The reason why? They soak in moisture beneath the wrappings, so creating whitish areas that will eventually (if silk) rotten or otherwise become fragile.
Therefore most fine rods have transparent windings, letting the bamboo expose under the wrapping since the varnish will soak into the thread completely.
The colours blend with the colour of the bamboo to a shade that can be quite unpredictable, especially if the rod is tempered to a dark tone. Below you see what happens on a medium tempered blank:
All windings are Gudebrod Nylon / A (from left to right)

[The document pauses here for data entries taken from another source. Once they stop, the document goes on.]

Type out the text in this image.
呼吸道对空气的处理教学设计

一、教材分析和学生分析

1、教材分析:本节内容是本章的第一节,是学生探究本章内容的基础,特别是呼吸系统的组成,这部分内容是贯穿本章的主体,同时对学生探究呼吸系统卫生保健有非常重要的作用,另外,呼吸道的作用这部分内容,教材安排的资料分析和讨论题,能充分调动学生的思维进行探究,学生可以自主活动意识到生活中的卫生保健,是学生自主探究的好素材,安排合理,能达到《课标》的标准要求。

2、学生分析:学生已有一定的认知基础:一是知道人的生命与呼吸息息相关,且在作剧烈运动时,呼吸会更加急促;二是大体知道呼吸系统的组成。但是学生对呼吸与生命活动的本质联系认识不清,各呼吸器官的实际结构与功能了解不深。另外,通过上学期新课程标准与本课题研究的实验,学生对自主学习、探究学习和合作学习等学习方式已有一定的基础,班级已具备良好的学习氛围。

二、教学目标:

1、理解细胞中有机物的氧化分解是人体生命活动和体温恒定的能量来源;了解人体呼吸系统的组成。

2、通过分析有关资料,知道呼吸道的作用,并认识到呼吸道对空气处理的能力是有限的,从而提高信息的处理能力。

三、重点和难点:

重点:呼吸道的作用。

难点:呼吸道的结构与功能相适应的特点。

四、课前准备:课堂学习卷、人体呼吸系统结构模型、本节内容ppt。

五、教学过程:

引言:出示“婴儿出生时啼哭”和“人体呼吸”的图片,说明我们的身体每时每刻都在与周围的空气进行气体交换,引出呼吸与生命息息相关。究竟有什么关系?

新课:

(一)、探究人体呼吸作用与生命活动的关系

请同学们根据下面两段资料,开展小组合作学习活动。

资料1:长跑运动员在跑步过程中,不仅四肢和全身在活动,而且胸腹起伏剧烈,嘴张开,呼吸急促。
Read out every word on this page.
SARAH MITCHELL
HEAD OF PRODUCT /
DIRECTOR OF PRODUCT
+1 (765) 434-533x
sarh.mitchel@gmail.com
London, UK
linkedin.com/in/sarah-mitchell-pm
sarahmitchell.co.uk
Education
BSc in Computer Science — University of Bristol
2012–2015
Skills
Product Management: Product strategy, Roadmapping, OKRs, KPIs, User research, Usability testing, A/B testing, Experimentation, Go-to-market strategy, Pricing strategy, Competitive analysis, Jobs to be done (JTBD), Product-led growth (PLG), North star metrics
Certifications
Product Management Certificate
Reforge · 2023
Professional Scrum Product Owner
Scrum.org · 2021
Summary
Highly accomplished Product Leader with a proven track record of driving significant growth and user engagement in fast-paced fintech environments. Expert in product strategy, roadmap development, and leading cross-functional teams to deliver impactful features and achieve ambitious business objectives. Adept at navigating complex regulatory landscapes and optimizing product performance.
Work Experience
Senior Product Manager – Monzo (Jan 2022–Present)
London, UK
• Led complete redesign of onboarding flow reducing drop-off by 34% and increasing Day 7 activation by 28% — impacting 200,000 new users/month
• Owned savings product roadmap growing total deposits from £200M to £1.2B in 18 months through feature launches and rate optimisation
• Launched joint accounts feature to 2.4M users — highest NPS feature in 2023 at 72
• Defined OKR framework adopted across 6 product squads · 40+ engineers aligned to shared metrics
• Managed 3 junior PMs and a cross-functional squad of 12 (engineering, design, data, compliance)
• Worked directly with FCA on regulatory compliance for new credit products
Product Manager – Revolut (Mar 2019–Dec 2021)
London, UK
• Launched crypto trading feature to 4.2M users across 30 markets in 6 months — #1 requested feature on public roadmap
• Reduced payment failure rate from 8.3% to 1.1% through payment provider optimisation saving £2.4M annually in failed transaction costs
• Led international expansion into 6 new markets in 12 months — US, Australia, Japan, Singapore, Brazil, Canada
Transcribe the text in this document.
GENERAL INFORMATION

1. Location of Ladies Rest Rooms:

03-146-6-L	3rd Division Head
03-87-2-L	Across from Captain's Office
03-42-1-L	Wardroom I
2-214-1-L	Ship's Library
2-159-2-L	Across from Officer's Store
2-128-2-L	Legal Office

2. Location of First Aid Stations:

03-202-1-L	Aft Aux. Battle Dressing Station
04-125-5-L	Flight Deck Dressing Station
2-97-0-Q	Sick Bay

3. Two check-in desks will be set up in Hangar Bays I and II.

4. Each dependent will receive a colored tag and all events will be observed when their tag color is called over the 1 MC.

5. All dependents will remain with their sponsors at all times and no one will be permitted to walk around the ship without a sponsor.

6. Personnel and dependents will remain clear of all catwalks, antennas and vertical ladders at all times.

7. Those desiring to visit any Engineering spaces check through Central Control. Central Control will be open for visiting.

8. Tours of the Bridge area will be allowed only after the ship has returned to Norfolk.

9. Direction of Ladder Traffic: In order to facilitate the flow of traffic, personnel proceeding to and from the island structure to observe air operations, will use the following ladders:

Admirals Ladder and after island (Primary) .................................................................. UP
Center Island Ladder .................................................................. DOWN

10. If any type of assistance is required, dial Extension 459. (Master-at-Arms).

Olive Green 1892, Dark Green 5896, Medium Green 6779,
In the middle a snake ring wrapped with Medium Gray 0720 tipped Black,
Medium Brown 0541, Tan 0290, Gold 0340, Scarlet 0326, Garnet 02406
Note that the Tan is almost invisible as if used White silk, the Gold blends into a medium brown shade and so on. The difference between the two green shades is much more pronounced than if you compare the two spools with untreated thread. Garnet, Olive Green and Dark Green loose most of its character to the dark toned bamboo whiles the influence on Scarlet and Medium Green are much less. The single uninfluenced colour is Black.
Sometimes, while using light shades of Gudebrod Nylon like Tan, White and the like, you will get what appear to be whitish splashes at certain areas. These "white lines" are a nuisance since they don´t blend with the cane. The thread seems to resist the soaking.
Years ago I wrote to Gudebrod Inc. about these phenomena and was asked to send a sample, which I did. I never got a reply so I can´t tell what causes this miscolouring.